Freddy Barker speaks to leading real estate financier Wayne Coleman about how yesterday’s draft Finance Bill will affect London’s prime property market.
YESTERDAY’S DRAFT FINANCE Bill unveiled a series of alarming measures for UHNWs, most especially the annual levy of £140,000 and 28% Capital Gains Tax rate on corporate vehicles used to buy £20m-plus homes.
Collectively, these changes force UHNWs to choose between a mansion tax and a privacy intrusion — if they decide to avoid the charges by purchasing property in their own name rather than through a corporate vehicle, their ownership of the property will thereby be made public.
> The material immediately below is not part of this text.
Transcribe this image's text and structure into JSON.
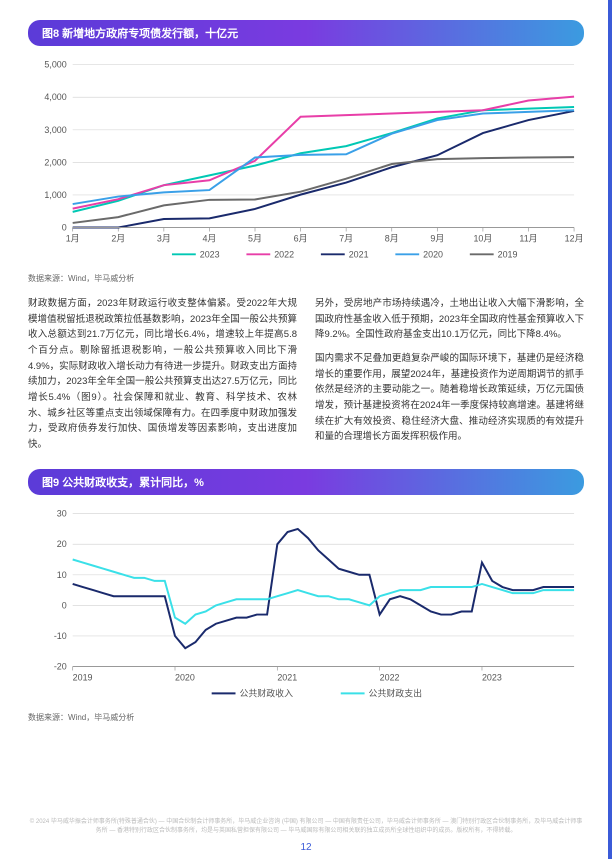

This is a startling development, which many believe will threaten London’s private client community.
Wayne Coleman (pictured above left), a leading real estate financier, predicts, however, that, ‘UHNWs are unlikely to sweat the charge as they will have made all their tax savings through complex international structuring over a number of years and so being told to pay slightly more means little when compared to the bonus of getting the right home or avoiding extreme tax regimes elsewhere.
Read more: Withers: Autumn Statement has mansion tax by another name
‘But,’ he continues, ‘the implications are greater for the £2m – 5m bracket. That segment has always seen a disproportion between house prices and buyers’ net worth as, for example, £3m houses are bought by people worth £5m, in stark contrast to the super-prime market where £15m houses are typically acquired by UHNWs valued above £100m.
‘Therefore the government’s draft legislation paper has exacerbated the implications in this price bracket as many will have to purchase in their own name in order to avoid the taxes imposed on non-natural persons, whereas the upper tier will continue to view these taxes as peripheral.’
London’s private client community will certainly be hoping Coleman is right, and that headlines such as ‘Roman Abramovich purchases a £90m Kensington Palace Gardens mansion’ and ‘Rinat Akhmetov acquires £136m One Hyde Park apartment,’ continue.